Well the hardback edition of THE SHADOW COLLECTOR (as well as the Kindle edition) is out on 7th February.  I’ve already received my author copies and they look fantastic.  I was talking to a bookseller about the factors that attract readers to a certain book and without hesitation he said it was the cover.  In the case of THE SHADOW COLLECTOR my publisher, Piatkus, has certainly done me proud.

I do hope everyone enjoys THE SHADOW COLLECTOR and its background of Civil War and seventeenth century witchcraft (as well as a reality TV show called Celebrity Farm)   I certainly enjoyed writing it and found the main character, Lilith Benley, stayed with me long after the book was finished.  Strange how some characters you create can seem so real.

Forgetting writing for the moment, I was very excited on Monday 4th February about the announcement from Leicester that bones found in an uninspiring car park have been confirmed as those of Richard III.  Normally archaeologists labour long and hard and important discoveries can be elusive, but in the case of Richard they just opened up the first trench and there he was.  If I put that in a book, my editor would tell me it wasn’t very believable!!

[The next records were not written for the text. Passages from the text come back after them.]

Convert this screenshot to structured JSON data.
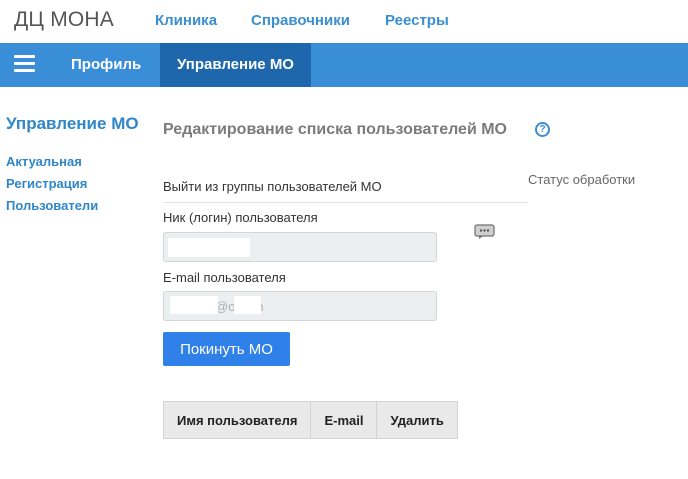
{
  "app": {
    "brand": "ДЦ МОНА",
    "top_nav": [
      "Клиника",
      "Справочники",
      "Реестры"
    ]
  },
  "navbar": {
    "menu_icon": "hamburger-icon",
    "tabs": [
      {
        "label": "Профиль",
        "active": false
      },
      {
        "label": "Управление МО",
        "active": true
      }
    ],
    "bar_color": "#3a8ed8",
    "active_color": "#1f67ac"
  },
  "sidebar": {
    "title": "Управление МО",
    "links": [
      "Актуальная",
      "Регистрация",
      "Пользователи"
    ]
  },
  "main": {
    "title": "Редактирование списка пользователей МО",
    "help_icon": "question-circle-icon",
    "status_label": "Статус обработки",
    "section_heading": "Выйти из группы пользователей МО",
    "nick_label": "Ник (логин) пользователя",
    "nick_value": "",
    "email_label": "E-mail пользователя",
    "email_value": "@o.com",
    "chat_icon": "comment-bubble-icon",
    "leave_button": "Покинуть МО",
    "table_headers": [
      "Имя пользователя",
      "E-mail",
      "Удалить"
    ],
    "accent_color": "#2f80e8"
  }
}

I first read THE DAUGHTER OF TIME by Josephine Tey (one of my favourite crime writers) a long time ago and since then I’ve read a good deal about the Wars of the Roses and the various theories about Richard’s nature.  As far as killing the princes in the Tower is concerned, I consider Henry VII (or maybe loyal Lancastrians in the tower under the orders of Henry’s mother, Margaret Beaufort) to be a more likely culprit.  After all, Richard had already declared the princes illegitimate (and produced proof that their father Edward IV had already had a wife when he married their mother Elizabeth Woodville).  However, Henry VII intended to marry the prince’s sister, Elizabeth of York so it was important to him that she was legitimate, which in turn would mean her brothers were legitimate and the legal claimants to the throne.  For Henry to become king he had to get rid of the boys whereas Richard had no real reason to dispose of his nephews. 

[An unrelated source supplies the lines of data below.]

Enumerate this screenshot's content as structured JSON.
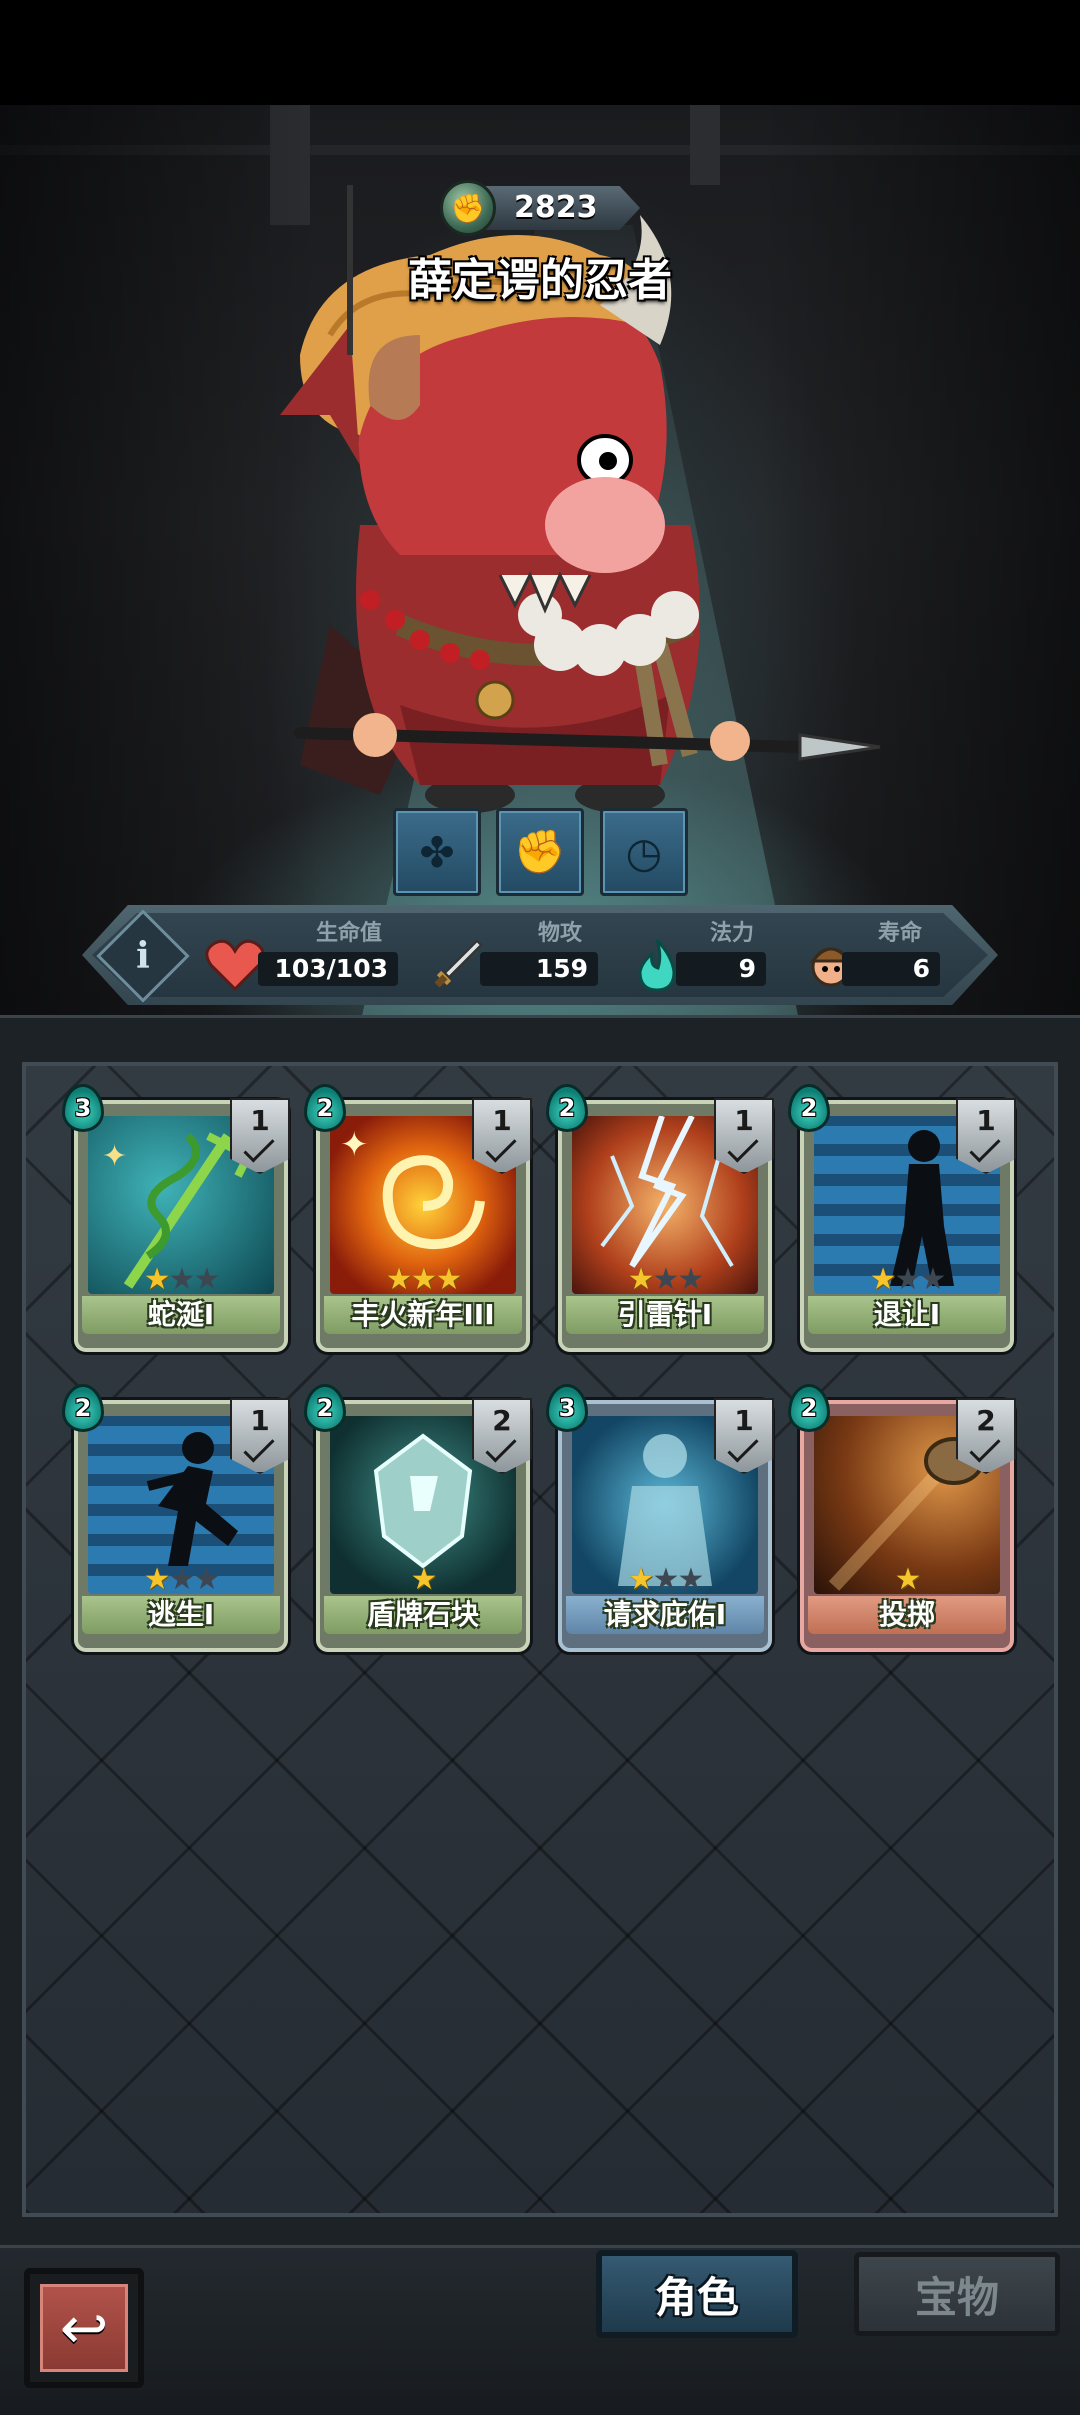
{
  "hero": {
    "souls": "2823",
    "name": "薛定谔的忍者"
  },
  "passive_slots": [
    "clover-rune-icon",
    "fist-rune-icon",
    "clock-rune-icon"
  ],
  "stats": {
    "hp_label": "生命值",
    "hp_value": "103/103",
    "atk_label": "物攻",
    "atk_value": "159",
    "mana_label": "法力",
    "mana_value": "9",
    "life_label": "寿命",
    "life_value": "6"
  },
  "cards": [
    {
      "name": "蛇涎I",
      "cost": "3",
      "level": "1",
      "stars": 1,
      "max_stars": 3,
      "frame": "green",
      "art": "snake-staff"
    },
    {
      "name": "丰火新年III",
      "cost": "2",
      "level": "1",
      "stars": 3,
      "max_stars": 3,
      "frame": "green",
      "art": "fire-swirl"
    },
    {
      "name": "引雷针I",
      "cost": "2",
      "level": "1",
      "stars": 1,
      "max_stars": 3,
      "frame": "green",
      "art": "lightning"
    },
    {
      "name": "退让I",
      "cost": "2",
      "level": "1",
      "stars": 1,
      "max_stars": 3,
      "frame": "green",
      "art": "retreat-silhouette"
    },
    {
      "name": "逃生I",
      "cost": "2",
      "level": "1",
      "stars": 1,
      "max_stars": 3,
      "frame": "green",
      "art": "running-silhouette"
    },
    {
      "name": "盾牌石块",
      "cost": "2",
      "level": "2",
      "stars": 1,
      "max_stars": 1,
      "frame": "green",
      "art": "shield-stone"
    },
    {
      "name": "请求庇佑I",
      "cost": "3",
      "level": "1",
      "stars": 1,
      "max_stars": 3,
      "frame": "blue",
      "art": "spirit-figure"
    },
    {
      "name": "投掷",
      "cost": "2",
      "level": "2",
      "stars": 1,
      "max_stars": 1,
      "frame": "red",
      "art": "thrown-rock"
    }
  ],
  "nav": {
    "back_icon": "return-arrow-icon",
    "role_tab": "角色",
    "treasure_tab": "宝物"
  }
}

I was very impressed by the University of Dundee’s reconstruction of Richard’s face – Professor Caroline Wilkinson and artist Janice Aitken did a fantastic job.  Of course Professor Wilkinson is an expert in facial reconstruction and her work has been used in many murder investigations.  It turns out that Richard was very good looking and slightly built with one shoulder a little higher than the other because of a deformity of the spine known as scoliosis which would have developed at puberty.  I suppose I can claim a special interest as my Yorkshire based detective, Joe Plantagenet is reputed to be descended from one of Richard’s illegitimate children.  The Plantagenet name lives on.

I’ve been working very hard on my next Wesley book…but I’m not ready to reveal anything about it yet.  Watch this space.